Cudahy went on to quote from a 2004 opinion from the D.C. Circuit (affirming cost allocations in the formation of MISO) written then by the now-current U.S. Supreme Court Chief Justice, John Roberts. In that opinion, Roberts suggested that RTO-member utilities should share the cost of establishing and maintaining the grid system, even if all don’t benefit equally, just as all U.S. taxpayers help pay to sustain the federal courts:
“The MISO Owners’ position is tantamount to saying that if they are not a litigant, they should not be made to pay for any of the costs of having a court system.” (MISO Trans. Owners v. FERC, 373 F.3d 1361, at 1371, D.C. Cir. 2004.)
Attorney Karen Hill, vice president for federal regulatory affairs at Exelon, echoes these ideas in comments addressing the current MISO proposal. (See, Comments of Exelon, FERC Docket ER09-1431, filed Aug. 13, 2009.) Hill and Exelon urge FERC to fix the problem in a generic way that would cover the nation’s entire grid system. Hill even appears to question the usefulness of longstanding rate-making concepts, such as utility-specific peak load, and utility-specific resource adequacy.

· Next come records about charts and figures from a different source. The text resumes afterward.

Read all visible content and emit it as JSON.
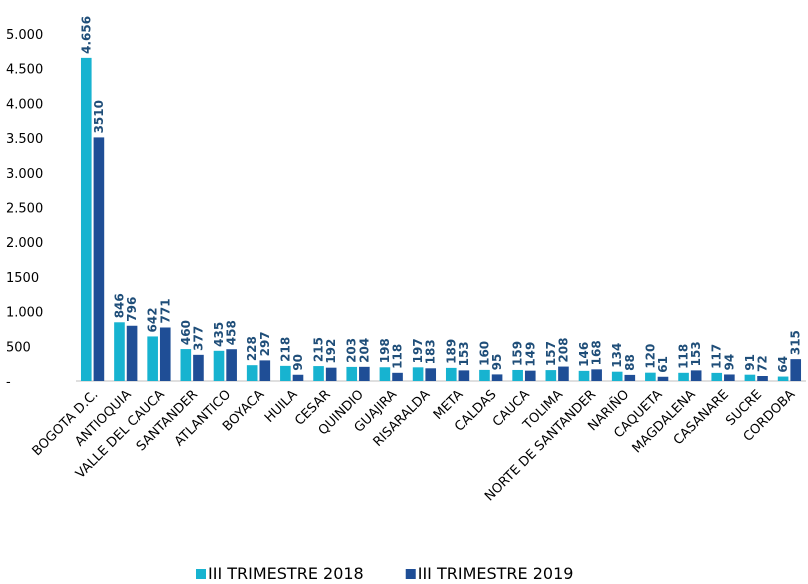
{
  "chart_data": {
    "type": "bar",
    "categories": [
      "BOGOTA D.C.",
      "ANTIOQUIA",
      "VALLE DEL CAUCA",
      "SANTANDER",
      "ATLANTICO",
      "BOYACA",
      "HUILA",
      "CESAR",
      "QUINDIO",
      "GUAJIRA",
      "RISARALDA",
      "META",
      "CALDAS",
      "CAUCA",
      "TOLIMA",
      "NORTE DE SANTANDER",
      "NARIÑO",
      "CAQUETA",
      "MAGDALENA",
      "CASANARE",
      "SUCRE",
      "CORDOBA"
    ],
    "series": [
      {
        "name": "III TRIMESTRE 2018",
        "color": "#17b3d0",
        "values": [
          4656,
          846,
          642,
          460,
          435,
          228,
          218,
          215,
          203,
          198,
          197,
          189,
          160,
          159,
          157,
          146,
          134,
          120,
          118,
          117,
          91,
          64
        ],
        "value_labels": [
          "4.656",
          "846",
          "642",
          "460",
          "435",
          "228",
          "218",
          "215",
          "203",
          "198",
          "197",
          "189",
          "160",
          "159",
          "157",
          "146",
          "134",
          "120",
          "118",
          "117",
          "91",
          "64"
        ]
      },
      {
        "name": "III TRIMESTRE 2019",
        "color": "#1f4e96",
        "values": [
          3510,
          796,
          771,
          377,
          458,
          297,
          90,
          192,
          204,
          118,
          183,
          153,
          95,
          149,
          208,
          168,
          88,
          61,
          153,
          94,
          72,
          315
        ],
        "value_labels": [
          "3510",
          "796",
          "771",
          "377",
          "458",
          "297",
          "90",
          "192",
          "204",
          "118",
          "183",
          "153",
          "95",
          "149",
          "208",
          "168",
          "88",
          "61",
          "153",
          "94",
          "72",
          "315"
        ]
      }
    ],
    "ylim": [
      0,
      5000
    ],
    "yticks": [
      {
        "value": 0,
        "label": "-"
      },
      500,
      {
        "value": 1000,
        "label": "1.000"
      },
      1500,
      {
        "value": 2000,
        "label": "2.000"
      },
      {
        "value": 2500,
        "label": "2.500"
      },
      {
        "value": 3000,
        "label": "3.000"
      },
      {
        "value": 3500,
        "label": "3.500"
      },
      {
        "value": 4000,
        "label": "4.000"
      },
      {
        "value": 4500,
        "label": "4.500"
      },
      {
        "value": 5000,
        "label": "5.000"
      }
    ],
    "legend": "bottom"
  }
}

“In Exelon’s view,” she writes, “this case illustrates perfectly why optimal development of the nation’s wind energy resources calls for interconnection-wide planning and cost allocation … There is no good case-by-case solution for the conundrum presented here. The commission is facing similar issues in other regions …
“Today, the national goal of developing renewable resources transcends the historic mission of an individual utility to secure an adequate electricity supply to serve its particular load over time.